There was a wide choice of alcoholic drinks. In Barbados, Pinckard found the favourite tipples to be Madeira and claret wines, punch, sangaree (a tumbler of Madeira, sugar and nutmeg diluted with a wineglass of water), porter and cider. The combination of easily available alcohol and a life of alternating boredom and extreme danger led to much drunkenness. Excessive consumption was encouraged by the prevailing opinion that alcohol gave some protection against deadly tropical disease. Dr Theodore Gordon, deputy inspector of hospitals in the Windward and Leeward Islands, saw drink being downed by the troops with ‘a degree of desperation that is scarcely creditable’. Gordon’s medical colleague, William Fergusson, witnessed the same behaviour in Saint Domingue.
… I have seen the troops then in such a state that no parades could be formed for days together, and it was matter of difficulty to procure men in fit condition to take the ordinary guards. This occurred regularly once a month and a vigilant enemy might then have easily surprised our strongest garrisons.
Fergusson says that the officers generally shunned the local rum, but there is no evidence that they deprived themselves. On the voyage out, Thomas Phipps Howard and a fellow officer had 360 bottles of port as their ‘sea stock’, enough, he thought, to last them to Barbados. Dr Hector McLean was an advocate of cautious alcohol consumption, limiting himself to draughts of sangaree and Madeira during the day and a bottle of claret after dinner. We will return to alcohol to discuss its insidious effects on the health of the West Indian garrison in a later chapter.6
Barrack accommodation for the men varied widely in its siting, size and construction. Most typical were functional brick and stone buildings such as still exist at Shirley Heights and at the Brimstone Hill Fortress. At the latter, there was accommodation for 800 men, although it seems to have been rarely fully occupied in the Revolutionary and Napoleonic periods. The barracks on Richmond Hill in Grenada, about two miles above St George’s, could accommodate 600−800 troops and the three barracks at Barbados, described by Phipps Howard, were each capable of taking 1,000 men. There was little useful building material on Barbados and the barracks were const
ructed with wood brought from England. Some accommodation was deliberately built at altitude, up to 2,000 feet, the so called ‘hill’ or ‘health stations’. These were most common in Jamaica. Other barracks exploited local buildings; the 99th Regiment in Dominica was housed in a spacious cotton works.
Whatever the precise nature of the barracks, they were tightly controlled. General regulations demanded that the accommodation should be ‘roomy’ and that men should ideally be housed in the upper quarters, sleeping in hammocks or cot frames with legs. A series of articles relating to the barracks in Jamaica in 1801 give an insight into barrack life.

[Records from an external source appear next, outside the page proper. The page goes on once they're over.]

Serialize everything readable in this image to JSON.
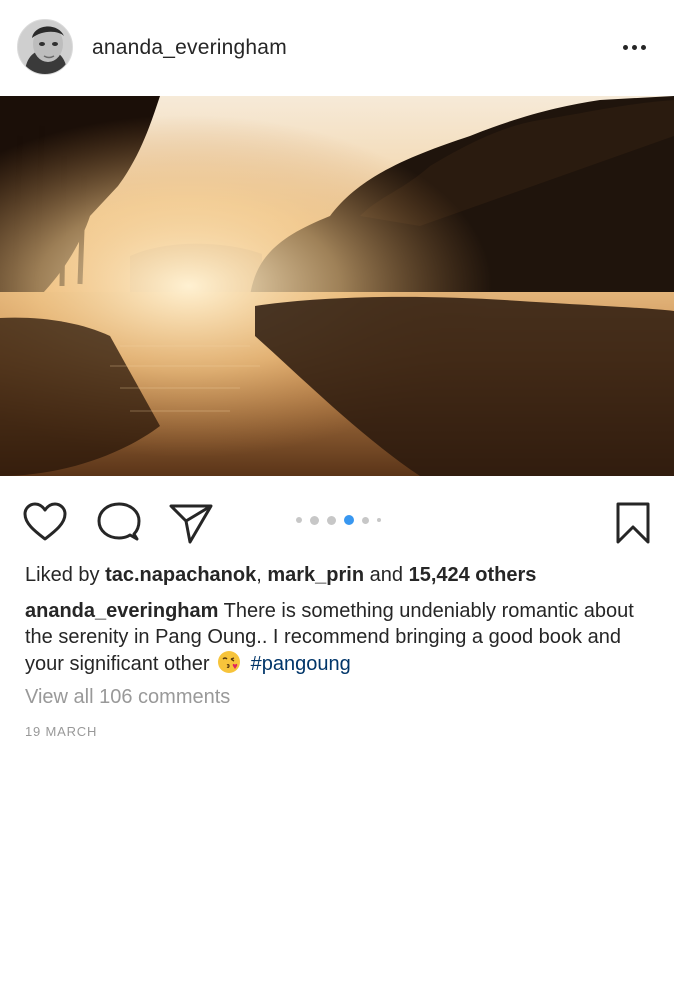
{
  "post": {
    "username": "ananda_everingham",
    "more_icon": "more-horizontal-icon",
    "photo_description_icon": "photo",
    "carousel": {
      "total": 6,
      "current_index": 3
    },
    "likes": {
      "prefix": "Liked by",
      "user1": "tac.napachanok",
      "separator": ",",
      "user2": "mark_prin",
      "and": "and",
      "count": "15,424 others"
    },
    "caption": {
      "username": "ananda_everingham",
      "text": "There is something undeniably romantic about the serenity in Pang Oung.. I recommend bringing a good book and your significant other",
      "emoji": "face-blowing-kiss-icon",
      "hashtag": "#pangoung"
    },
    "view_comments": "View all 106 comments",
    "date": "19 MARCH"
  },
  "colors": {
    "text": "#262626",
    "muted": "#999999",
    "hashtag": "#003569",
    "carousel_active": "#3897f0",
    "carousel_inactive": "#c7c7c7"
  }
}
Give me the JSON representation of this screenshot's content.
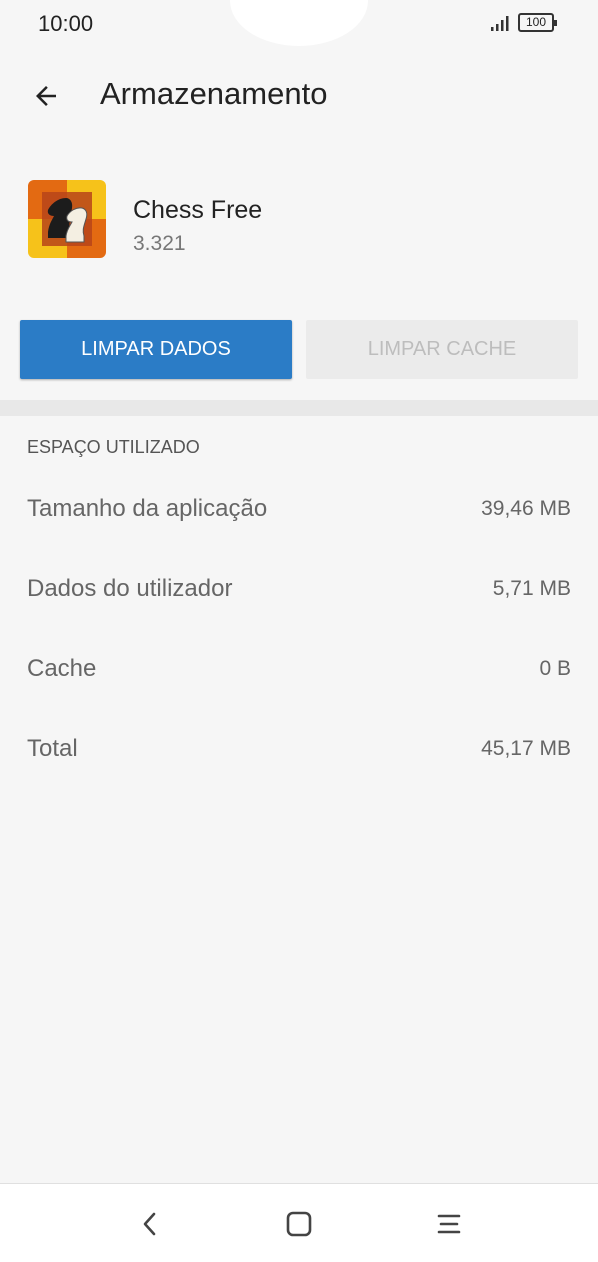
{
  "status_bar": {
    "time": "10:00",
    "battery": "100",
    "signal_icon": "signal-icon"
  },
  "app_bar": {
    "title": "Armazenamento",
    "back_icon": "arrow-left-icon"
  },
  "app_info": {
    "name": "Chess Free",
    "version": "3.321",
    "icon": "chess-knight-icon"
  },
  "buttons": {
    "clear_data": "LIMPAR DADOS",
    "clear_cache": "LIMPAR CACHE"
  },
  "storage": {
    "header": "ESPAÇO UTILIZADO",
    "rows": [
      {
        "label": "Tamanho da aplicação",
        "value": "39,46 MB"
      },
      {
        "label": "Dados do utilizador",
        "value": "5,71 MB"
      },
      {
        "label": "Cache",
        "value": "0 B"
      },
      {
        "label": "Total",
        "value": "45,17 MB"
      }
    ]
  },
  "nav_bar": {
    "back_icon": "chevron-left-icon",
    "home_icon": "square-home-icon",
    "menu_icon": "menu-icon"
  },
  "colors": {
    "primary_button": "#2b7cc6",
    "background": "#f6f6f6",
    "disabled_button": "#ebebeb"
  }
}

Some of the lengthier entries have been paraphrased.
Article 1: The Island Barrack Master is to immediately appoint Barrack Masters to act at the different Island Barracks.
2: Every Barrack Master shall attend the arrival of such regiment or detachment as should be ordered to quarter in the barrack under his care: and having with the commanding officer viewed the conditions of the said barrack, and every room and part thereof, and the furniture and utensils, shall deliver the same, with an inventory under his hand stating the particular condition thereof.
3: No regiment should be given excessive rooms/furniture/utensils.
4: Each Barrack Master should make frequent inspections.
5: The use of every room to be indicated on the door.
6/7: Barrack Master to provide detailed returns for the Barrack Master General when a regiment arrives or leaves and routinely every three months.